The inventor points out that recently all the progress in increasing the resolution of tomographs has been achieved thanks to "ingenious ideas in coding and decoding in VHF radio transmitters and receivers in MRI systems." Therefore, she proposed instead of a uniform magnetic field to apply a structured magnetic field in addition to VHF radio frequencies. By combining magnetic fields with decoding of VHF radio frequency circuits, the amount of data that can be obtained in one scan increases many times over.

In an interview with Recode in March 2017, Jepsen mentioned the idea of ​​drawing up a picture of an AR / VR hologram, where the pixel size approximately corresponds to the size of the infrared wavelength in which it is being scanned.

In general, the principle of “holographic scanning” and stimulating neurons of the brain with a cap or bandage is not fully understood and there is no working prototype yet, but the authority of Jepsen suggests that this technology is not just a fantasy.

Thanks to accurate scanning, it will be possible to “upload our ideas straight to digital media,” says Jepsen. Now in the FAQ section of the Openwater website, it says that scanning opens the way for telepathy: people can transfer their thoughts not only to each other directly from the brain to the brain, but also directly to computer networks. It may also be to get information from computer networks.
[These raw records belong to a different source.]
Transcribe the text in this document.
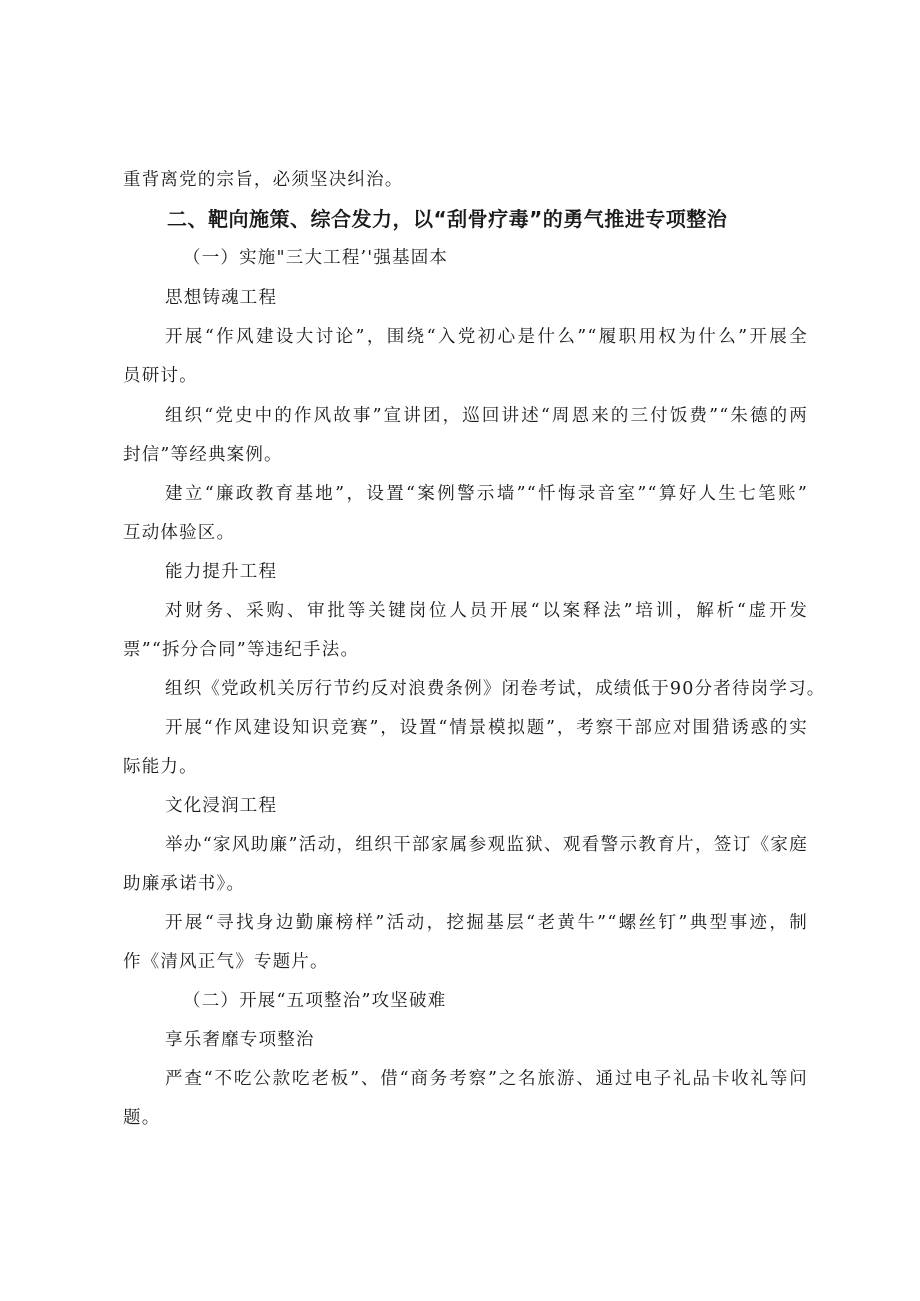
重背离党的宗旨，必须坚决纠治。
二、靶向施策、综合发力，以“刮骨疗毒”的勇气推进专项整治
（一）实施"三大工程’'强基固本
思想铸魂工程
开展“作风建设大讨论”，围绕“入党初心是什么”“履职用权为什么”开展全
员研讨。
组织“党史中的作风故事”宣讲团，巡回讲述“周恩来的三付饭费”“朱德的两
封信”等经典案例。
建立“廉政教育基地”，设置“案例警示墙”“忏悔录音室”“算好人生七笔账”
互动体验区。
能力提升工程
对财务、采购、审批等关键岗位人员开展“以案释法”培训，解析“虚开发
票”“拆分合同”等违纪手法。
组织《党政机关厉行节约反对浪费条例》闭卷考试，成绩低于90分者待岗学习。
开展“作风建设知识竞赛”，设置“情景模拟题”，考察干部应对围猎诱惑的实
际能力。
文化浸润工程
举办“家风助廉”活动，组织干部家属参观监狱、观看警示教育片，签订《家庭
助廉承诺书》。
开展“寻找身边勤廉榜样”活动，挖掘基层“老黄牛”“螺丝钉”典型事迹，制
作《清风正气》专题片。
（二）开展“五项整治”攻坚破难
享乐奢靡专项整治
严查“不吃公款吃老板”、借“商务考察”之名旅游、通过电子礼品卡收礼等问
题。
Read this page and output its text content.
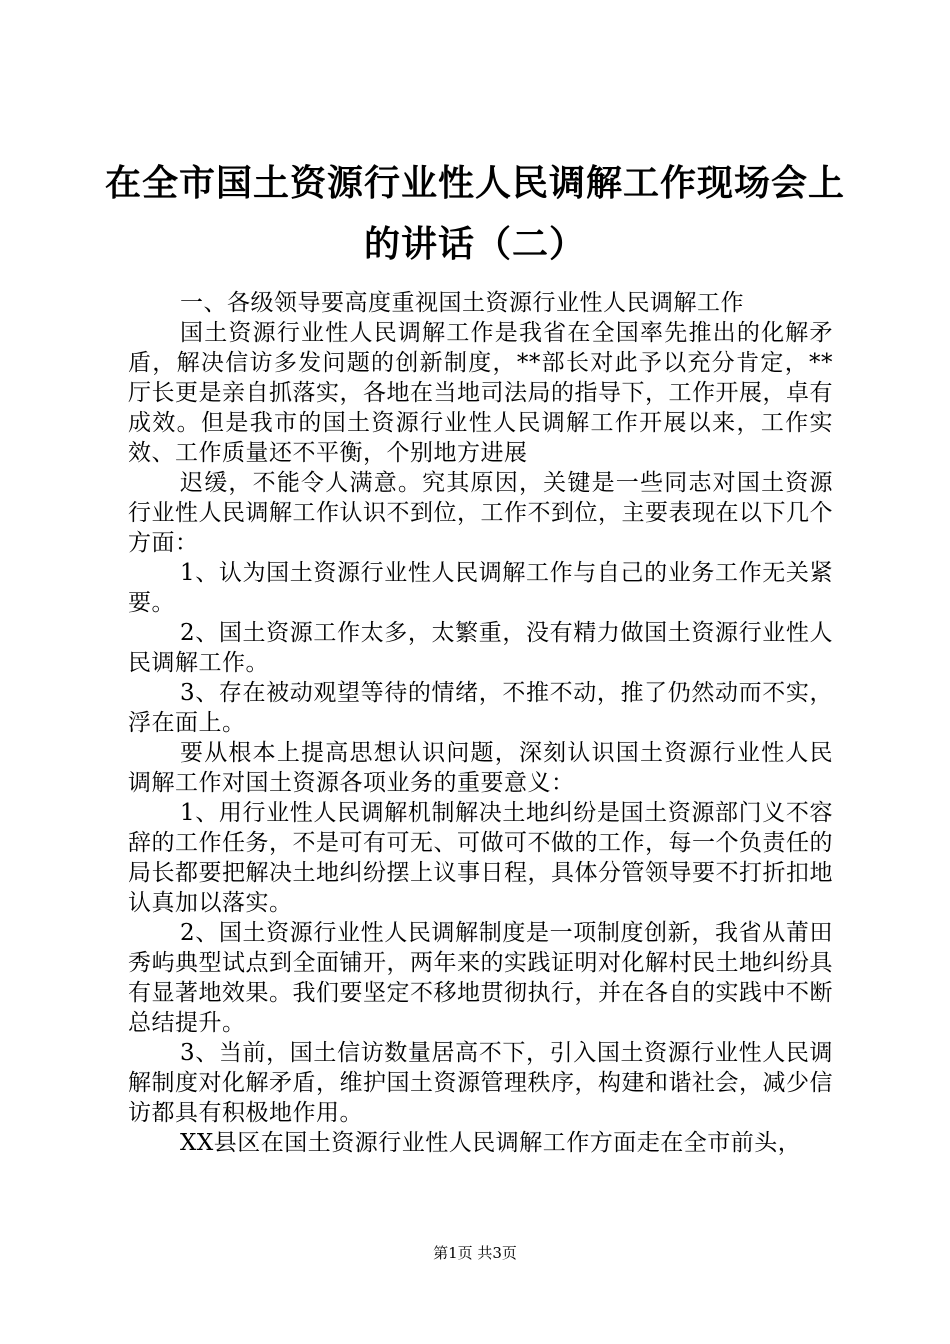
在全市国土资源行业性人民调解工作现场会上
的讲话（二）

一、各级领导要高度重视国土资源行业性人民调解工作

国土资源行业性人民调解工作是我省在全国率先推出的化解矛盾，解决信访多发问题的创新制度，**部长对此予以充分肯定，**厅长更是亲自抓落实，各地在当地司法局的指导下，工作开展，卓有成效。但是我市的国土资源行业性人民调解工作开展以来，工作实效、工作质量还不平衡，个别地方进展

迟缓，不能令人满意。究其原因，关键是一些同志对国土资源行业性人民调解工作认识不到位，工作不到位，主要表现在以下几个方面：

1、认为国土资源行业性人民调解工作与自己的业务工作无关紧要。

2、国土资源工作太多，太繁重，没有精力做国土资源行业性人民调解工作。

3、存在被动观望等待的情绪，不推不动，推了仍然动而不实，浮在面上。

要从根本上提高思想认识问题，深刻认识国土资源行业性人民调解工作对国土资源各项业务的重要意义：

1、用行业性人民调解机制解决土地纠纷是国土资源部门义不容辞的工作任务，不是可有可无、可做可不做的工作，每一个负责任的局长都要把解决土地纠纷摆上议事日程，具体分管领导要不打折扣地认真加以落实。

2、国土资源行业性人民调解制度是一项制度创新，我省从莆田秀屿典型试点到全面铺开，两年来的实践证明对化解村民土地纠纷具有显著地效果。我们要坚定不移地贯彻执行，并在各自的实践中不断总结提升。

3、当前，国土信访数量居高不下，引入国土资源行业性人民调解制度对化解矛盾，维护国土资源管理秩序，构建和谐社会，减少信访都具有积极地作用。

XX县区在国土资源行业性人民调解工作方面走在全市前头，

第1页 共3页
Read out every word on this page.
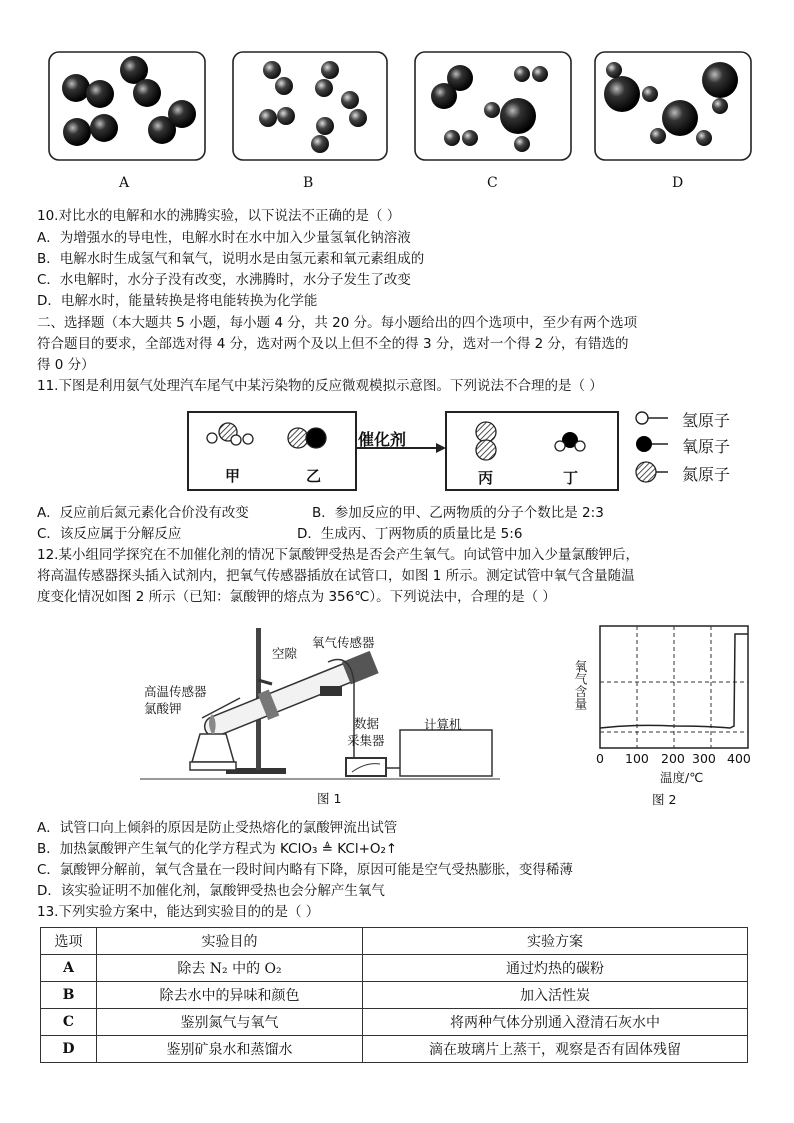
A	B	C	D
10.对比水的电解和水的沸腾实验，以下说法不正确的是（ ）
A．为增强水的导电性，电解水时在水中加入少量氢氧化钠溶液
B．电解水时生成氢气和氧气，说明水是由氢元素和氧元素组成的
C．水电解时，水分子没有改变，水沸腾时，水分子发生了改变
D．电解水时，能量转换是将电能转换为化学能
二、选择题（本大题共 5 小题，每小题 4 分，共 20 分。每小题给出的四个选项中，至少有两个选项
符合题目的要求，全部选对得 4 分，选对两个及以上但不全的得 3 分，选对一个得 2 分，有错选的
得 0 分）
11.下图是利用氨气处理汽车尾气中某污染物的反应微观模拟示意图。下列说法不合理的是（ ）
催化剂
甲	乙	丙	丁
氢原子
氧原子
氮原子
A．反应前后氮元素化合价没有改变	B．参加反应的甲、乙两物质的分子个数比是 2:3
C．该反应属于分解反应	D．生成丙、丁两物质的质量比是 5:6
12.某小组同学探究在不加催化剂的情况下氯酸钾受热是否会产生氧气。向试管中加入少量氯酸钾后，
将高温传感器探头插入试剂内，把氧气传感器插放在试管口，如图 1 所示。测定试管中氧气含量随温
度变化情况如图 2 所示（已知：氯酸钾的熔点为 356℃）。下列说法中，合理的是（ ）
空隙
氧气传感器
高温传感器
氯酸钾
数据
采集器
计算机
图 1
氧气含量
0 100 200 300 400
温度/℃
图 2
A．试管口向上倾斜的原因是防止受热熔化的氯酸钾流出试管
B．加热氯酸钾产生氧气的化学方程式为 KClO₃ ≜ KCl+O₂↑
C．氯酸钾分解前，氧气含量在一段时间内略有下降，原因可能是空气受热膨胀，变得稀薄
D．该实验证明不加催化剂，氯酸钾受热也会分解产生氧气
13.下列实验方案中，能达到实验目的的是（ ）
选项	实验目的	实验方案
A	除去 N₂ 中的 O₂	通过灼热的碳粉
B	除去水中的异味和颜色	加入活性炭
C	鉴别氮气与氧气	将两种气体分别通入澄清石灰水中
D	鉴别矿泉水和蒸馏水	滴在玻璃片上蒸干，观察是否有固体残留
These are tremendous opportunities for medicine: scanning the brain with such precision will save millions of lives. In addition, it is difficult to imagine the scale of the revolution in areas such as psychiatry: if a doctor gets access to the patient’s thoughts during a session, he can more effectively manipulate them, directing his thinking in a given direction and putting necessary attitudes into the patient’s mind.

In short, Openwater aims to reduce the size of brain scanners to a portable cap size or bandage, and lower the cost from several million dollars (as much as modern fMRI scanners cost) to the price of a regular consumer gadget. Domestic Openwater scanners can be used not only for fMRI brain, but for scanning the fetus, studying various internal organs.

In many ways, the ideas of brain scanning and Openwater telepathy overlap with the ideas of Ilona Mask, who founded Neuralink , including to create an interface between the brain and a computer. True, Mary Lou is not inspired by the invasive approaches of Ilona, ​​who expects to launch nanoparticles through arteries. She relies on non-invasive methods.

“I don’t think it will take decades,” says Mary Lou Jepsen. “I think we are talking less than ten years, probably eight years before telepathy.”